Raksasa fashion online Shein kini menjadi sasaran utama penyelidikan serius oleh Komisi Eropa. Platform ini diduga kuat terlibat dalam penjualan barang-barang terlarang, termasuk boneka seks mirip anak dan senjata, serta dituding menerapkan 'desain yang memicu kecanduan' pada layanannya. Penyelidikan ini merupakan bagian dari upaya Uni Eropa untuk menertibkan platform digital, di tengah sorotan global terhadap penyebaran konten ilegal dan berbahaya di ranah maya.
Komisi Eropa secara resmi membuka penyelidikan terhadap Shein setelah muncul kegaduhan di Prancis pada November lalu. Saat itu, badan pengawas konsumen Prancis menemukan boneka seks dengan 'sifat pedofilik' yang dijual bebas di situs Shein. Temuan ini membuat Komisi Eropa menduga sistem Shein berpotensi menimbulkan 'risiko sistemik' bagi konsumen di seluruh Uni Eropa.

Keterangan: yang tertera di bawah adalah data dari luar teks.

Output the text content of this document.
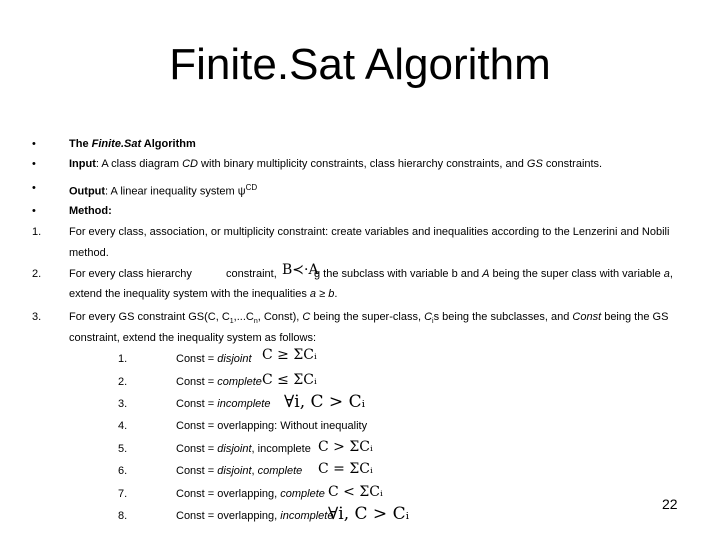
Finite.Sat Algorithm
•	The Finite.Sat Algorithm
•	Input: A class diagram CD with binary multiplicity constraints, class hierarchy constraints, and GS constraints.
•	Output: A linear inequality system $\psi^{CD}$
•	Method:
1.	For every class, association, or multiplicity constraint: create variables and inequalities according to the Lenzerini and Nobili
method.
2.	For every class hierarchy	constraint, B≺·A
g the subclass with variable b and A being the super class with variable a,
extend the inequality system with the inequalities a ≥ b.
3.	For every GS constraint GS(C, $C_1,...C_n$, Const), C being the super-class, $C_is$ being the subclasses, and Const being the GS
constraint, extend the inequality system as follows:
1.	Const = disjoint C ≥ ΣCᵢ
2.	Const = complete C ≤ ΣCᵢ
3.	Const = incomplete ∀i, C > Cᵢ
4.	Const = overlapping: Without inequality
5.	Const = disjoint, incomplete C > ΣCᵢ
6.	Const = disjoint, complete C = ΣCᵢ
7.	Const = overlapping, complete C < ΣCᵢ
8.	Const = overlapping, incomplete
∀i, C > Cᵢ	22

Tindakan tegas ini diambil di bawah payung Digital Services Act (DSA), undang-undang yang disahkan pada tahun 2022 untuk melindungi konsumen dan memerangi peredaran barang ilegal serta layanan berbahaya di Uni Eropa. Shein, yang didirikan di Tiongkok namun kini berbasis di Singapura, menyatakan akan kooperatif penuh dengan penyelidikan tersebut. Mereka menegaskan komitmennya untuk menciptakan lingkungan online yang aman dan terpercaya.
Sebelumnya, Komisi Eropa sudah tiga kali meminta informasi dari Shein mengenai keberadaan barang ilegal di platform dan sistem rekomendasinya. Permintaan terakhir, yang dilayangkan akhir November, secara khusus menanyakan detail penjualan boneka seks mirip anak dan senjata. Komisi juga meminta dokumen internal yang menjelaskan bagaimana Shein memastikan anak di bawah umur tidak terpapar konten tidak pantas dan bagaimana platform mencegah peredaran produk ilegal.
Penyelidikan terhadap Shein ini datang di tengah gelombang pengawasan ketat regulator dan pemerintah di Eropa, Amerika Serikat, hingga Asia Selatan terhadap platform-platform teknologi besar lainnya. Banyak yang dituduh menyebarkan materi pelecehan seksual anak yang dihasilkan AI dan konten kriminal lainnya. Sebagai contoh, bulan ini polisi Prancis menggerebek kantor X di Paris dan memanggil pemiliknya, Elon Musk, dalam penyelidikan dugaan algoritma bias, ekstraksi data palsu, dan gambar pornografi.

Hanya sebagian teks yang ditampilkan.